Project Sunrise from Qantas is a specially quipped Airbus A350-1000 that will connect cities like London and New York directly to Sydney, Australia.
The current longest flight in the world is Singapore Airline’s SQ23, which connects New York JFK and Singapore. The total time of that flight is just a hair under 19 hours and utilizes an Airbus A350-900ULR specially prepared for this route.
Qantas clearly saw this record and said “Hold my Fosters!”
Australia’s national carrier just put in an order for 12 Airbus A350-1000s to connect the country to major cities around the world that previously required at least one connection. The plan is for flights up to 20 hours.

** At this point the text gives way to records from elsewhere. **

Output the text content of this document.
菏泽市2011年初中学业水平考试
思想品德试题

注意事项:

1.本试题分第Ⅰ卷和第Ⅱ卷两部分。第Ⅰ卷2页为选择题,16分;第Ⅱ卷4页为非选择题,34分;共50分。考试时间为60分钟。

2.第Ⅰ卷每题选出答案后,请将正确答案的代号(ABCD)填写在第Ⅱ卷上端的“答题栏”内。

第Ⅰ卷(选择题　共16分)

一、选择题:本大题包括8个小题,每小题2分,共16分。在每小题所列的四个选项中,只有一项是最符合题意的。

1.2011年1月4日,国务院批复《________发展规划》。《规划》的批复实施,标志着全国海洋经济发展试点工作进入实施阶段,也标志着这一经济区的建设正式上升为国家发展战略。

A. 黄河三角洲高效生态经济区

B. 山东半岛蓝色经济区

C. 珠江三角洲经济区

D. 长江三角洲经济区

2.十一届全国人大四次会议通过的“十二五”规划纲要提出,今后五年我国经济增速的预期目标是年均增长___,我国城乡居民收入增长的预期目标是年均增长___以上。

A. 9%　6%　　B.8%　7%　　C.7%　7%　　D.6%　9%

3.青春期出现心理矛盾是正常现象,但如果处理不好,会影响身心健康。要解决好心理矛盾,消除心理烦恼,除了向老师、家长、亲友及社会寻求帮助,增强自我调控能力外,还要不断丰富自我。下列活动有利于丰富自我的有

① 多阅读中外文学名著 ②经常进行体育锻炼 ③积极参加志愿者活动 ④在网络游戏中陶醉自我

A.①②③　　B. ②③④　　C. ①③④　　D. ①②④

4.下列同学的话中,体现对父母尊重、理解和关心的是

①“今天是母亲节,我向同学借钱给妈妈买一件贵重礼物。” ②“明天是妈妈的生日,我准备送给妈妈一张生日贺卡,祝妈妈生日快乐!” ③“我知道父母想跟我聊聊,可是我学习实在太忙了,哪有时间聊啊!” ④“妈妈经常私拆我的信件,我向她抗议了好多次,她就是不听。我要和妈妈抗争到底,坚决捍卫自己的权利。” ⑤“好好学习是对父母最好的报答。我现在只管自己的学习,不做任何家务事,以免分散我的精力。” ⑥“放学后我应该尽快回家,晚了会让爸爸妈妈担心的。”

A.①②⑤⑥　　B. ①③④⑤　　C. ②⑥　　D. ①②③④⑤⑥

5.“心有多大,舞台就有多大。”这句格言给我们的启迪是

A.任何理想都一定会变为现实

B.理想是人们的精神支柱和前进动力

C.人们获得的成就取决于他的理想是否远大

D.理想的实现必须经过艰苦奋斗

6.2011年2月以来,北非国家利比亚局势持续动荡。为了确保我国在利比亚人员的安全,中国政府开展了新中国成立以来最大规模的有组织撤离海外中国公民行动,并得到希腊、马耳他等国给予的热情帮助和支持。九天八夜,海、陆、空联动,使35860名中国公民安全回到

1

How do you do this without running out of fuel or making everyone on board miserable?
First, you cut people. The total number of seats is 238 spread across four classes. By reducing passengers you reduce the amount of weight (not just passengers but luggage, safety equipment, the seats themselves, food). The total range is 8,700 nautical miles. To put that in perspective, the circumference of the earth in nautical miles is 21,600nm at the equator.
Now that you’ve got enough fuel, how do you assure the passengers don’t lose their minds? If you’re in one of the six First Class suites it’s pretty easy. You basically have a small room, with a door, a chair, and a completely separate bed. Just turn on your 32-inch television, order some champagne and kick back.

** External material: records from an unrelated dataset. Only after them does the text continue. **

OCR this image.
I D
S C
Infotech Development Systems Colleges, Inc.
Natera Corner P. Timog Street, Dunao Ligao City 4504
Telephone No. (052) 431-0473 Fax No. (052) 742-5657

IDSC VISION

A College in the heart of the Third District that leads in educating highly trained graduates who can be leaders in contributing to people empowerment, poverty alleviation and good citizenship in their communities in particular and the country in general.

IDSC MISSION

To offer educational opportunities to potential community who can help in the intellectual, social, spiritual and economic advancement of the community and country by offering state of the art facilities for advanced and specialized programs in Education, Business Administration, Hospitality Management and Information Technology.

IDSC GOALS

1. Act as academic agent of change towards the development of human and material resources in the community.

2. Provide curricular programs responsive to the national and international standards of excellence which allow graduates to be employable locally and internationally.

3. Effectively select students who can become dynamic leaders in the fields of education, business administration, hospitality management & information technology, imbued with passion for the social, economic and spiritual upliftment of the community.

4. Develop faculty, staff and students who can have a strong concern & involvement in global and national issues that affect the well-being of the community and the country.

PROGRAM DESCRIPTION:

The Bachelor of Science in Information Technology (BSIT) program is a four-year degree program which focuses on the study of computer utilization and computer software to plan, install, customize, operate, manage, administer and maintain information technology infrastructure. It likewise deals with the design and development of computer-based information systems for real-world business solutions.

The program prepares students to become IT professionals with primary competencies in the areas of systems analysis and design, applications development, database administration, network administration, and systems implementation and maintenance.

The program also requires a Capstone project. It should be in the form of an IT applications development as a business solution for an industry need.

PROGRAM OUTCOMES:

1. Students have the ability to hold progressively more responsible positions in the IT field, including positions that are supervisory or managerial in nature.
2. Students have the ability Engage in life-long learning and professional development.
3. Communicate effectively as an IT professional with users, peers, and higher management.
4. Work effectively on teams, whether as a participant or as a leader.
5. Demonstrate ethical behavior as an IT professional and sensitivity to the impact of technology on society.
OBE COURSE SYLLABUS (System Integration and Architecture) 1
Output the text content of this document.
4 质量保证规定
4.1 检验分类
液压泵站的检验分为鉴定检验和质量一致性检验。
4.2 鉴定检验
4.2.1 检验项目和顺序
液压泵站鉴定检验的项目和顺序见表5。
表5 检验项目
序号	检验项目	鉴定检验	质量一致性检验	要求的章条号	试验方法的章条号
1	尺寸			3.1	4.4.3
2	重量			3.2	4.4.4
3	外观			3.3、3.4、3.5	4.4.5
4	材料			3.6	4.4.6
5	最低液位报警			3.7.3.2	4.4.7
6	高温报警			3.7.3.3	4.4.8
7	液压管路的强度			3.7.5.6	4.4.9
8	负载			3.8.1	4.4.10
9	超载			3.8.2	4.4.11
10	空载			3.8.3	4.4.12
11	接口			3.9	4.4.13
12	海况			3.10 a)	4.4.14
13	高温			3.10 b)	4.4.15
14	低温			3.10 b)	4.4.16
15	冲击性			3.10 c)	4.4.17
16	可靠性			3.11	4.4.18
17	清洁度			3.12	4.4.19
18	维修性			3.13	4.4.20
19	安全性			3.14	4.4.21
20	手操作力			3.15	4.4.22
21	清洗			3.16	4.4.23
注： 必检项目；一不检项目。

Arguably, the 52 Business Suites are not a bad place to be either. Sure, your seat is also your bed, but they’re pretty spacious. The 40 Premium Economy seats? With 40 inches of pitch they’re on par with First Class seats on domestic flights.
The Economy seats are, well, economy seats. There are 140 of them in a 3-3-3 configuration. I’m sure they’re fine, but that doesn’t sound fun to me. In order to make this flight slightly more palatable to fliers the airline has created a “Wellbeing Zone.”
This is a very spa-looking section between the Premium Economy and Economy sections that features a large standing area full of snacks, water for hydration, and screens that guide passengers through a series of stretches to help them feel comfortable and avoid DVT.
With the inevitable retirement of the A380 it’s clear that smaller, fewer, longer has won out over bigger and slower.